In the beginning, most Champagne was what is now called Sec or “dry.” These wines were in the 2-4% residual sugar range. While today we would hardly call them dry, they were what was available and were very popular in the late 18th and early 19th centuries. In the latter middle of the 19th century, the British market asked for a drier style of Champagne. This same sort of request came twice more from the Paris Market. At the same time, some export customers were asking for sweeter styles of Champagne. From these market driven requests, the six levels of sweetness used for Champagne were developed. Most of the rest of the world has adopted the same wording to describe sweetness levels in sparkling wines whether produced in France, Spain, California, Argentina, or even India.
The dosage (doe-sahj) is the sugar added in the liqueur d’expedition that sweetens the Champagne into balance after riddling and disgorgement.
Sec was the starting point from which the other levels of dryness in Champagne and sparkling wines evolved – but it is little seen now and that is a shame. Typically in the 3-4% residual sugar (RS) range, Sec is now defined in the Champagne regulations as a range of from 1.7% to 3.4% RS. Sec tastes from off dry to pleasantly sweet but it is still in balance. Although hard to find, Sec is ideal with spicier foods and can be super with ham and melon. The fashion is now for much drier wine but good quality Sec Champagne remains useful at the table.
In the latter middle of the 19th century, the British market asked for Champagne drier than Sec.

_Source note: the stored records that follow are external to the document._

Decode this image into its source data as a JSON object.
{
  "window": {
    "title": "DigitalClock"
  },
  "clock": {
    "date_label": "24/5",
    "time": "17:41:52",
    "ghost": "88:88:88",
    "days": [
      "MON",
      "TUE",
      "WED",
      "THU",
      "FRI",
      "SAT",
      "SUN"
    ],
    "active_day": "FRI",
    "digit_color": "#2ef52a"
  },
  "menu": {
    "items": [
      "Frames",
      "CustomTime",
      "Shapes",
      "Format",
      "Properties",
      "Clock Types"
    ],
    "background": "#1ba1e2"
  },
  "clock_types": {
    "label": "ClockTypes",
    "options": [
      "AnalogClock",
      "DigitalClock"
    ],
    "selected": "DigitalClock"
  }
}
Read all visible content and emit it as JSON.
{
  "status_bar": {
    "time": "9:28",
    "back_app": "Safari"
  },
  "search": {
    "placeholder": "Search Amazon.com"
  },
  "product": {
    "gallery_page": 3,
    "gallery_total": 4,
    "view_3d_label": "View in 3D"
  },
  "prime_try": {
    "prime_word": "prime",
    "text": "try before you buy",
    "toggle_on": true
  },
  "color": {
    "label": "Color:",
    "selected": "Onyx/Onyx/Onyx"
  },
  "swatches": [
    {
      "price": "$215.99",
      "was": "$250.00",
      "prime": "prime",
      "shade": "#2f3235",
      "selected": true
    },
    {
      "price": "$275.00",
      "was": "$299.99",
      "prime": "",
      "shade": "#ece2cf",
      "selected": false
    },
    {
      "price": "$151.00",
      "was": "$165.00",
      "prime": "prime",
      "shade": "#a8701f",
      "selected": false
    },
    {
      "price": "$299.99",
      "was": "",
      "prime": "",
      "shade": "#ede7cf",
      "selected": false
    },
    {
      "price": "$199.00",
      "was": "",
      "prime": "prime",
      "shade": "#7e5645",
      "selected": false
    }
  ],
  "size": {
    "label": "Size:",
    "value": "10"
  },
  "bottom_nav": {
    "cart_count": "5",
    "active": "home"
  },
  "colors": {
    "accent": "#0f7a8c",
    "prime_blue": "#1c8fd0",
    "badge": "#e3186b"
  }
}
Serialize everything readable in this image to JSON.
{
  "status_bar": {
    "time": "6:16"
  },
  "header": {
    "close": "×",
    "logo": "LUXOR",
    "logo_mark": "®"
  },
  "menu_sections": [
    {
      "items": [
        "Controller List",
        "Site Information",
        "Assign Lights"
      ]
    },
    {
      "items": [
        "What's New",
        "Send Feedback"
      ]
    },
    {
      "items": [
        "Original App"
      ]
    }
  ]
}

The producers obliged (reducing the sugar of the dosage to about 1.8% with a range from 1.2% to 2%) but they thought the wine wouldn’t sell anywhere but England so they used the English words Extra Dry rather than the French “ultra sec” to describe the new style in the official regulations. Within a few years, the new Extra Dry had surpassed Sec to became the best selling style of Champagne. Although it didn’t say Extra Dry” on the label, Moet & Chandon’s Extra Dry “White Star” was for a very long time the world’s best selling Champagne.
In the 1890s, the Paris market requested a style of Champagne drier than Extra Dry. Again the Champagne producers obliged (this time reducing the sugar dose to a mere 1% or so for a dry but still balanced taste) but, again, they thought this new, very dry style was going to be a passing fad. It was so “brutally dry” they named it Brut. With in a few more years, Brut had supplanted Extra Dry as the best selling style of Champagne. The Champagne regulations now define Brut in a range of from .6% to 1.5% RS.
The 1930s saw the introduction of Champagne with little or no dosage. These bone-dry cuvees were given different names by different producers. Examples include Cuvee sans Dosage, Ultra Brut, and Brut Sauvage. Most properly, Extra Brut indicates a very low dosage and Brut Nature or Natural indicates no dosage. In regulation, they all indicate a dosage of .5% or below – very dry indeed as the recognition threshold for most people is around .7% for sugar. This driest of all possible styles did not take off as had its increasingly dry predecessors and now enjoys only a limited but higher end (and by some highly regarded) market niche.
The two sweetest styles of Champagne, Demi-Sec and Doux were developed for other markets including Switzerland and Russia. Demi-Sec (or “semi-dry”) builds on the sweetness of Sec with an in-the-regulations dosage level ranging from 3.5% to 5% RS. Demi-Sec, if purpose made and in balance, can be delightful when served with spicier or mildly sweet dishes. This is becoming more common as more houses are purpose-making wines for Demi-Sec rather than merely adding more sugar to their Extra Dry or Brut cuvees. Doux (pronounced “dew”) is the sweetest style of Champagne with a dosage that is required to exceed 5% RS. While I have tasted a couple of Doux Champagnes in France (they weren’t very good), I have never seen a bottle for sale in the US. Doux fails because there is too much sugar for the amount of acidity in the wine. If you want something this sweet with bubbles, go with Asti Spumante and save $20 or more per bottle.